The plan included medical information on "zombieism" and a form allowing UF employees to explain why they killed infected co-workers, such as those workers making "references to wanting to eat brains."

"Obviously it was meant to be humorous," Doug Johnson, manager of UF's e-Learning Support Services and author of the plan, said Thursday before it was removed.

He said the plan was meant to reduce stress in the office as well as inspire thinking about how to handle a campus closure. With swine flu raising the possibility of such a scenario, he said, the office is making plans including holding a test run by operating its e-Learning services from off campus.

After word of the zombie plan broke Thursday morning, it received national media attention before it was ordered pulled later in the day. No disciplinary action will be taken against Johnson because he wrote the plan on his own time, UF spokesman Steve Orlando said.

Johnson said he has insomnia and that the idea for the plan came to him as he lay awake around 1 a.m.
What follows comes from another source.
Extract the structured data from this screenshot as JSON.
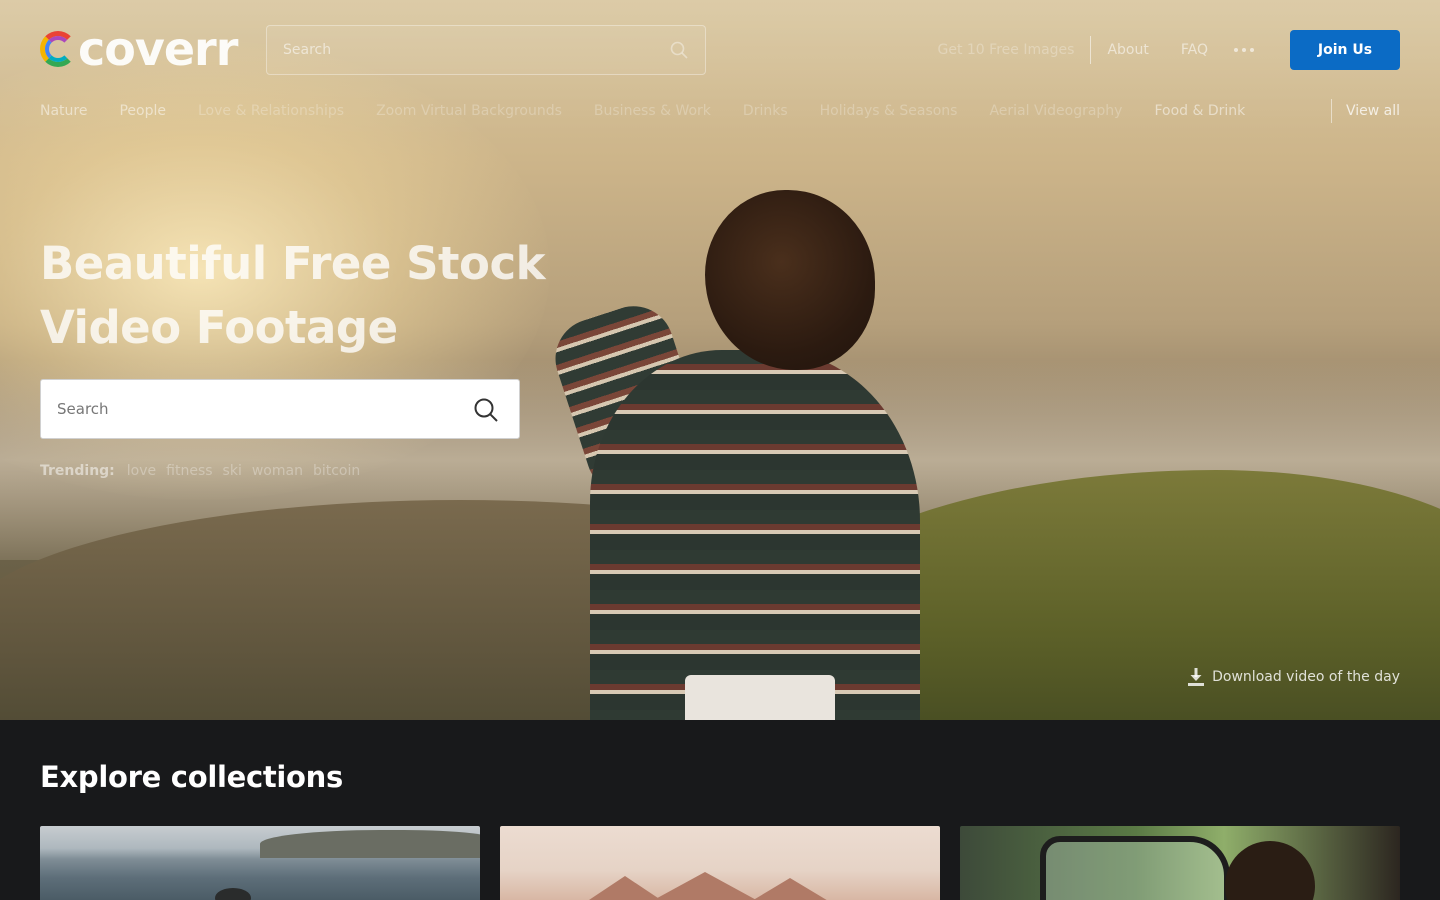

He said he wrote until about 4 a.m., mining Wikipedia for zombie information and using knowledge culled from his own reading of the novel "World War Z: An Oral History of the Zombie War" and previous viewing of movies such as the zombie comedy "Shaun of the Dead."

Zombies are a longtime horror-movie staple that have exploded into a pop culture phenomenon, from the Jane Austen parody "Pride and Prejudice and Zombies" to the new movie "Zombieland." The UF zombie plan included footnotes referring to previous zombie movies such as "Night of the Living Dead" and "28 Days Later" as documentaries.

The six-page document listed "tentative action items" such as equipping offices with easily barricaded doors and giving employees weapons to defend themselves.

"Some employees may prefer weapons such as chain saws, baseball bats and explosives that have been shown to be effective against zombies," the plan said. "Given the stress on staff to be anticipated during a zombie outbreak, employees should be given the flexibility to choose their own weaponry thereby diminishing anxiety."

The plan concluded with an "infected co-worker dispatch form" that included a place to list the co-worker's symptoms such as "lack of rational thought (this can cause problems confusing zombies with managers)." At the end, employees were to note whether housekeeping had been notified to clean up the dead zombie and whether human resources had been told to stop salary payments to the zombie and its victims.

Johnson said his office has actual disaster plans to deal with a hurricane and disease pandemic and is working on one to address a campus closure. Workers will do their jobs from home in the next several weeks as a test run, he said.

His office also puts course materials online for about 3,000 instructors teaching about half of UF's classes.

"Sometimes that can be stressful," he said. "One of my goals was to give the group a laugh."